Jak doszło do pożaru?
Do zdarzenia doszło wczoraj (21 sierpnia) przed godziną 23.00 w Wąglikowicach w gminie Kościerzyna. Strażacy otrzymali zgłoszenie o płonącym domku letniskowym.
Na miejsce zadysponowano pięć zastępów straży pożarnej.
Jak wyglądała akcja ratownicza?
Oficer prasowy Komendanta Powiatowego PSP w Kościerzynie, Mateusz Szmaglik, relacjonuje:
- Ogień objął narożnik budynku na zewnątrz i wewnątrz.
- W środku panowało silne zadymienie.
- Strażacy siłowo otworzyli drzwi, prowadzili akcję gaśniczą i równolegle przeszukiwali pomieszczenia.
- Z wnętrza ewakuowano mężczyznę bez oznak życia.
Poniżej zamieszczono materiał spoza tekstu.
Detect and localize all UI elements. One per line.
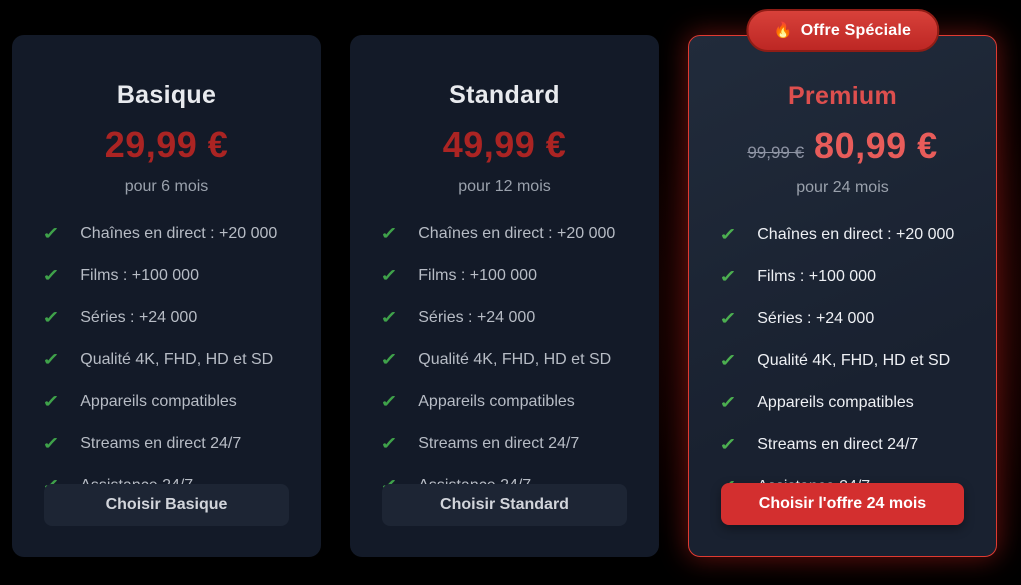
feature-item: ✓ Films : +100 000 bbox=[42, 266, 289, 286]
check-icon: ✓ bbox=[42, 266, 61, 285]
feature-item: ✓ Films : +100 000 bbox=[380, 266, 627, 286]
check-icon: ✓ bbox=[42, 308, 61, 327]
feature-label: Appareils compatibles bbox=[80, 393, 237, 410]
feature-label: Chaînes en direct : +20 000 bbox=[757, 226, 955, 243]
check-icon: ✓ bbox=[719, 393, 738, 412]
feature-label: Films : +100 000 bbox=[757, 268, 876, 285]
check-icon: ✓ bbox=[719, 435, 738, 454]
feature-item: ✓ Appareils compatibles bbox=[719, 393, 964, 413]
check-icon: ✓ bbox=[42, 392, 61, 411]
feature-list: ✓ Chaînes en direct : +20 000 ✓ Films : +1… bbox=[719, 225, 964, 497]
check-icon: ✓ bbox=[42, 350, 61, 369]
feature-label: Séries : +24 000 bbox=[418, 309, 536, 326]
check-icon: ✓ bbox=[42, 434, 61, 453]
plan-title: Premium bbox=[787, 82, 898, 110]
feature-label: Qualité 4K, FHD, HD et SD bbox=[80, 351, 274, 368]
check-icon: ✓ bbox=[380, 392, 399, 411]
feature-item: ✓ Chaînes en direct : +20 000 bbox=[42, 224, 289, 244]
feature-label: Streams en direct 24/7 bbox=[757, 436, 919, 453]
special-offer-label: Offre Spéciale bbox=[800, 22, 912, 39]
check-icon: ✓ bbox=[719, 309, 738, 328]
feature-label: Films : +100 000 bbox=[418, 267, 537, 284]
feature-item: ✓ Appareils compatibles bbox=[42, 392, 289, 412]
feature-label: Chaînes en direct : +20 000 bbox=[418, 225, 616, 242]
check-icon: ✓ bbox=[719, 267, 738, 286]
feature-label: Streams en direct 24/7 bbox=[80, 435, 242, 452]
feature-item: ✓ Qualité 4K, FHD, HD et SD bbox=[380, 350, 627, 370]
plan-price: 49,99 € bbox=[442, 124, 567, 165]
check-icon: ✓ bbox=[380, 350, 399, 369]
plan-duration: pour 12 mois bbox=[458, 178, 551, 195]
feature-label: Séries : +24 000 bbox=[757, 310, 875, 327]
check-icon: ✓ bbox=[380, 266, 399, 285]
plan-price: 29,99 € bbox=[104, 124, 229, 165]
feature-item: ✓ Qualité 4K, FHD, HD et SD bbox=[42, 350, 289, 370]
feature-label: Streams en direct 24/7 bbox=[418, 435, 580, 452]
feature-list: ✓ Chaînes en direct : +20 000 ✓ Films : +1… bbox=[380, 224, 627, 496]
feature-item: ✓ Séries : +24 000 bbox=[380, 308, 627, 328]
check-icon: ✓ bbox=[42, 224, 61, 243]
feature-list: ✓ Chaînes en direct : +20 000 ✓ Films : +1… bbox=[42, 224, 289, 496]
feature-item: ✓ Appareils compatibles bbox=[380, 392, 627, 412]
check-icon: ✓ bbox=[380, 308, 399, 327]
feature-label: Qualité 4K, FHD, HD et SD bbox=[757, 352, 951, 369]
feature-label: Appareils compatibles bbox=[757, 394, 914, 411]
check-icon: ✓ bbox=[719, 225, 738, 244]
feature-item: ✓ Séries : +24 000 bbox=[719, 309, 964, 329]
special-offer-badge: 🔥 Offre Spéciale bbox=[745, 9, 940, 52]
feature-label: Séries : +24 000 bbox=[80, 309, 198, 326]
plan-title: Basique bbox=[116, 81, 217, 109]
pricing-card-standard: Standard 49,99 € pour 12 mois ✓ Chaînes e… bbox=[350, 35, 659, 557]
feature-item: ✓ Streams en direct 24/7 bbox=[380, 434, 627, 454]
choose-basique-button[interactable]: Choisir Basique bbox=[44, 484, 289, 526]
feature-item: ✓ Chaînes en direct : +20 000 bbox=[719, 225, 964, 245]
old-price: 99,99 € bbox=[747, 143, 805, 162]
feature-label: Films : +100 000 bbox=[80, 267, 199, 284]
pricing-card-premium: 🔥 Offre Spéciale Premium 99,99 € 80,99 € … bbox=[688, 9, 997, 557]
feature-item: ✓ Films : +100 000 bbox=[719, 267, 964, 287]
feature-label: Appareils compatibles bbox=[418, 393, 575, 410]
fire-icon: 🔥 bbox=[773, 22, 793, 39]
feature-item: ✓ Chaînes en direct : +20 000 bbox=[380, 224, 627, 244]
pricing-card-basique: Basique 29,99 € pour 6 mois ✓ Chaînes en … bbox=[12, 35, 321, 557]
feature-item: ✓ Séries : +24 000 bbox=[42, 308, 289, 328]
plan-duration: pour 24 mois bbox=[796, 179, 889, 196]
check-icon: ✓ bbox=[380, 224, 399, 243]
plan-duration: pour 6 mois bbox=[124, 178, 209, 195]
check-icon: ✓ bbox=[719, 351, 738, 370]
feature-label: Chaînes en direct : +20 000 bbox=[80, 225, 278, 242]
feature-label: Qualité 4K, FHD, HD et SD bbox=[418, 351, 612, 368]
plan-price: 80,99 € bbox=[814, 125, 938, 166]
choose-standard-button[interactable]: Choisir Standard bbox=[382, 484, 627, 526]
feature-item: ✓ Streams en direct 24/7 bbox=[42, 434, 289, 454]
feature-item: ✓ Qualité 4K, FHD, HD et SD bbox=[719, 351, 964, 371]
choose-premium-button[interactable]: Choisir l'offre 24 mois bbox=[721, 483, 964, 525]
plan-title: Standard bbox=[449, 81, 560, 109]
feature-item: ✓ Streams en direct 24/7 bbox=[719, 435, 964, 455]
check-icon: ✓ bbox=[380, 434, 399, 453]
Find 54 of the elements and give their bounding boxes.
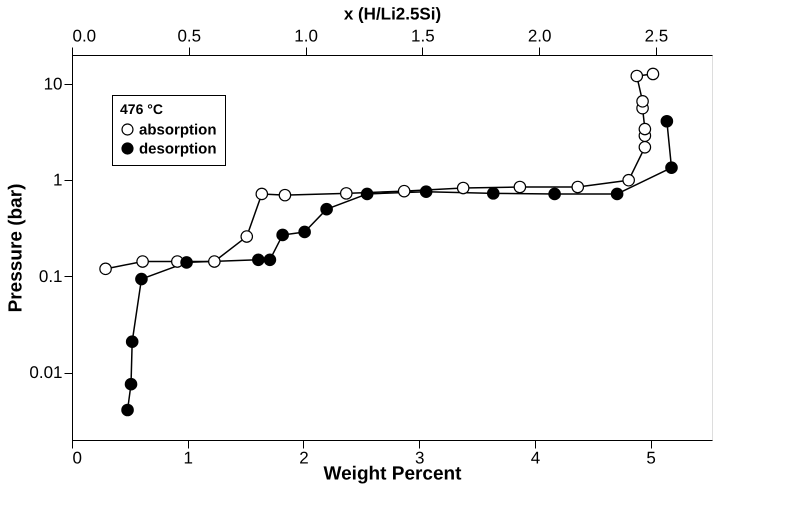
x2-tick-label: 0.5 [177, 26, 202, 46]
x2-tick-label: 2.5 [644, 26, 668, 46]
point [622, 174, 635, 187]
y-tick-label: 1 [53, 170, 62, 190]
point [665, 161, 678, 174]
point [136, 255, 149, 268]
point [121, 404, 134, 416]
x-tick-label: 5 [646, 448, 656, 468]
point [636, 95, 649, 108]
x-tick-label: 2 [299, 448, 309, 468]
point [660, 114, 674, 128]
point [420, 185, 432, 198]
point [298, 226, 311, 238]
legend-label: absorption [139, 122, 216, 138]
x-tick-label: 0 [72, 448, 82, 468]
point [240, 230, 254, 243]
point [264, 254, 276, 266]
x2-tick-label: 1.0 [294, 26, 318, 46]
point [486, 187, 500, 200]
x-tick-label: 4 [530, 448, 540, 468]
point [514, 180, 526, 194]
point [135, 272, 148, 286]
point [252, 254, 265, 266]
point [646, 68, 660, 80]
point [548, 188, 561, 200]
x2-axis-title: x (H/Li2.5Si) [344, 4, 442, 24]
y-axis-title: Pressure (bar) [5, 184, 26, 312]
point [456, 182, 470, 194]
legend-title: 476 °C [120, 101, 163, 117]
x2-tick-label: 2.0 [528, 26, 552, 46]
point [126, 335, 138, 348]
y-tick-label: 10 [44, 74, 62, 94]
point [278, 188, 292, 202]
point [360, 188, 374, 200]
point [638, 140, 652, 154]
point [256, 188, 268, 200]
point [638, 122, 652, 136]
x2-tick-label: 1.5 [411, 26, 435, 46]
legend-label: desorption [139, 140, 216, 158]
y-tick-label: 0.01 [29, 363, 62, 382]
y-tick-label: 0.1 [38, 266, 62, 286]
point [340, 187, 353, 200]
point [208, 255, 221, 268]
point [571, 180, 584, 194]
x2-tick-label: 0.0 [72, 26, 96, 46]
point [630, 70, 644, 82]
point [610, 188, 624, 200]
point [99, 262, 112, 276]
x-tick-label: 1 [184, 448, 193, 468]
point [124, 378, 138, 390]
point [180, 256, 193, 269]
point [398, 184, 410, 198]
point [320, 202, 333, 216]
point [276, 228, 289, 242]
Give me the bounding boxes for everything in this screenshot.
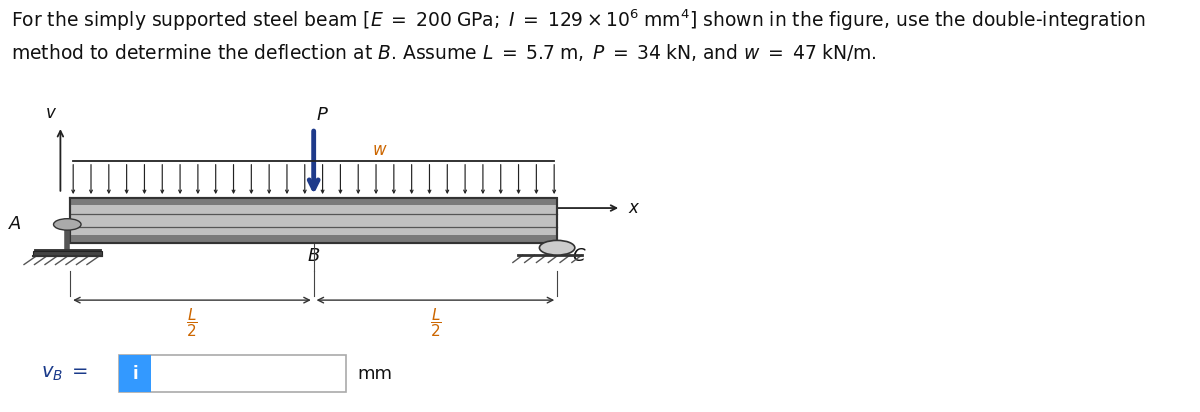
Text: $\dfrac{L}{2}$: $\dfrac{L}{2}$ <box>430 306 442 339</box>
Bar <box>71 198 557 243</box>
Text: P: P <box>317 106 328 124</box>
Text: A: A <box>8 215 22 234</box>
Bar <box>32 251 102 256</box>
Text: $v_B\;=$: $v_B\;=$ <box>41 364 88 383</box>
Text: i: i <box>132 365 138 383</box>
Bar <box>120 356 346 392</box>
Text: B: B <box>307 247 320 265</box>
Text: For the simply supported steel beam [$E\;=\;200\;\mathrm{GPa};\;I\;=\;129\times1: For the simply supported steel beam [$E\… <box>11 7 1146 33</box>
Bar <box>71 236 557 243</box>
Text: $\dfrac{L}{2}$: $\dfrac{L}{2}$ <box>186 306 198 339</box>
Text: C: C <box>572 247 584 265</box>
Text: method to determine the deflection at $B$. Assume $L\;=\;5.7\;\mathrm{m},\;P\;=\: method to determine the deflection at $B… <box>11 42 877 63</box>
Circle shape <box>54 219 82 230</box>
Text: mm: mm <box>358 365 392 383</box>
Text: x: x <box>628 199 638 217</box>
Circle shape <box>540 240 575 255</box>
Bar <box>71 198 557 205</box>
Bar <box>120 356 151 392</box>
Text: w: w <box>373 141 386 159</box>
Text: v: v <box>46 104 55 122</box>
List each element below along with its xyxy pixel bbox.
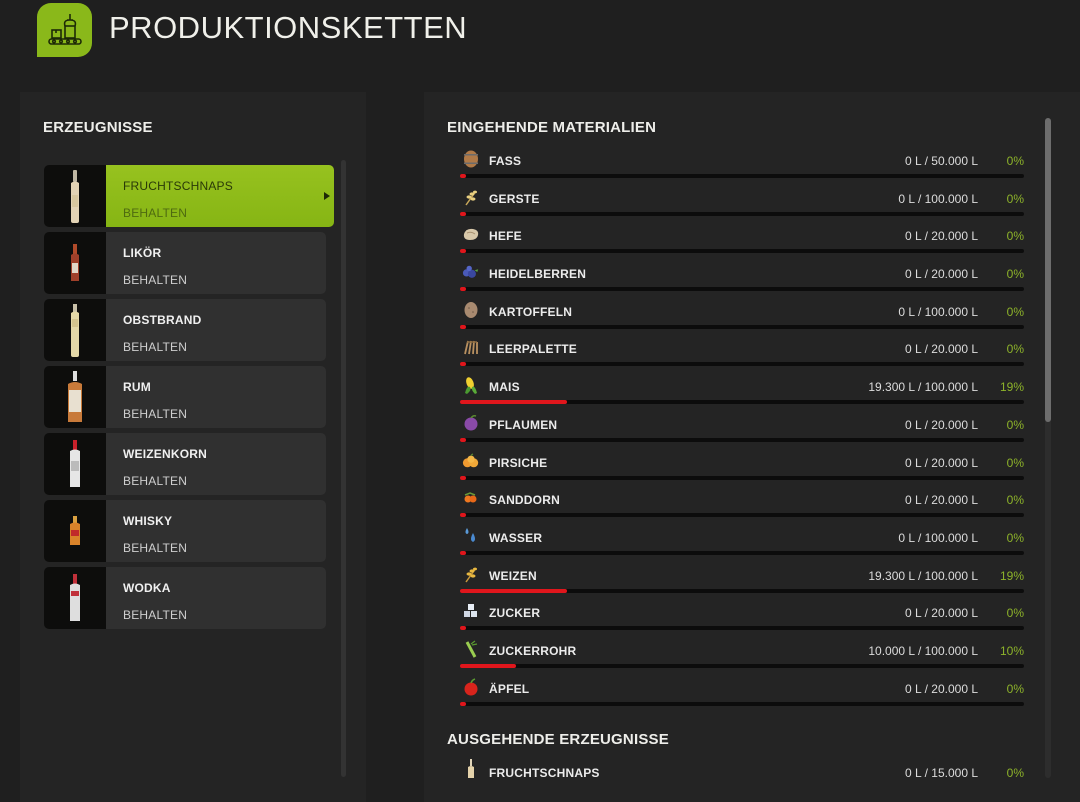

Ratownicy podjęli resuscytację krążeniowo-oddechową, jednak bezskutecznie.
Kim była ofiara?
Policja potwierdza, że ofiarą tragedii jest 47-letni mieszkaniec Gdyni.
Jakie służby działały na miejscu?
Na miejscu obecni byli:
- strażacy z pięciu zastępów,
- zespół ratownictwa medycznego,
- policja,
- prokurator.
Łącznie działania służb trwały ponad trzy godziny.
Co było przyczyną tragedii?
Przyczyny pożaru ustali policyjne postępowanie pod nadzorem prokuratora.